Signs leading to a temple in Japan’s Nara Prefecture feature a variety of romanizations. Inconsistent romanization is hardly newsworthy in itself, this being common in East Asia. But things get a little more interesting as the article progresses.
Akihiko Yonekawa, a Japanese language professor at Baika Women’s University, says that “Muroji” is not a proper phonetic spelling, so if that is the goal it should be spelled “Murooji.” According to the direct transcription of kana characters, it would be “Murouji,” but that does not comply with Hepburn’s principles. The professor notes that prohibiting macrons made the whole process more difficult.
West Japan Railway Co. agrees. Forgoing the Hepburn system, the railway firm uses macrons for names with long vowel sounds, like Kyoto.
Macrons were used in romanization for decades after World War II, but in 1986 the transport ministry prohibited them.
“We don’t know the details as to the change,” says a transport ministry official.

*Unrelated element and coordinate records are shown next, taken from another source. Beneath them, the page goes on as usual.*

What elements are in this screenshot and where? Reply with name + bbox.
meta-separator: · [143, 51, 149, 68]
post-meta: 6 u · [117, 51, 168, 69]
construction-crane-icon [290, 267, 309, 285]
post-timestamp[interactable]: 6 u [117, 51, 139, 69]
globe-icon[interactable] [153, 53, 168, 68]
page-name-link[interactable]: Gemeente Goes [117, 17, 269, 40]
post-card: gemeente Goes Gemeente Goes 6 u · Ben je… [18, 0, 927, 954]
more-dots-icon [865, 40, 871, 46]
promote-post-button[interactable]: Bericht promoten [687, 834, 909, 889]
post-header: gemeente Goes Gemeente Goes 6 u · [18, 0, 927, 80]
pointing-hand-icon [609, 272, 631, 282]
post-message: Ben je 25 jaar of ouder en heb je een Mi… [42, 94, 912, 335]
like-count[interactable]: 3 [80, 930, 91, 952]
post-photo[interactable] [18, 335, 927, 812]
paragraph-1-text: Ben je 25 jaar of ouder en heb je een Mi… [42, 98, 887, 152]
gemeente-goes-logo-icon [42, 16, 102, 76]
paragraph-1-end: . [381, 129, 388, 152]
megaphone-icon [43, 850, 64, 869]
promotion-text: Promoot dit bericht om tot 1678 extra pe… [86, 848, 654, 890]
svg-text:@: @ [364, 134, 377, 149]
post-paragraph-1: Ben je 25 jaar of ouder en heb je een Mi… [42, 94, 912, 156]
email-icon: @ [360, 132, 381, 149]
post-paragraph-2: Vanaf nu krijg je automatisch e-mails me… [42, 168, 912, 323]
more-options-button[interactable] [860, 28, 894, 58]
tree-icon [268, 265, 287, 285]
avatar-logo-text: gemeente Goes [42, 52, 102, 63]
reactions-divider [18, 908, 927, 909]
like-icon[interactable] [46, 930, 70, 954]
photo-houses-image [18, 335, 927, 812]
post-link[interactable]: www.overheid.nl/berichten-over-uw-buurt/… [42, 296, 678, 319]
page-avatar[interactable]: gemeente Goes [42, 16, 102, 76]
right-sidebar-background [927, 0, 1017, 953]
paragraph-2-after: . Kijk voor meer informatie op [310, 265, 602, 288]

“But we presume that Roman characters with macrons were not used for many of the road signs in the past, and those officials in charge of the changes might have thought it would be difficult for foreigners to understand the Roman alphabet with added macrons, since there are no macrons in English.”
As far as Yonekawa is concerned, the problem comes down to indifference. “Japanese people stick to how kanji are used appropriately, but they show little interest in other types of characters,” he says with a sigh.
Difficult for foreigners to understand the Roman alphabet with added macrons? Perhaps what the official means is that without macrons even the most ignorant foreigners can imagine that they know how to pronounce Japanese correctly. But with them they might have cause to doubt. Is that really such a bad thing?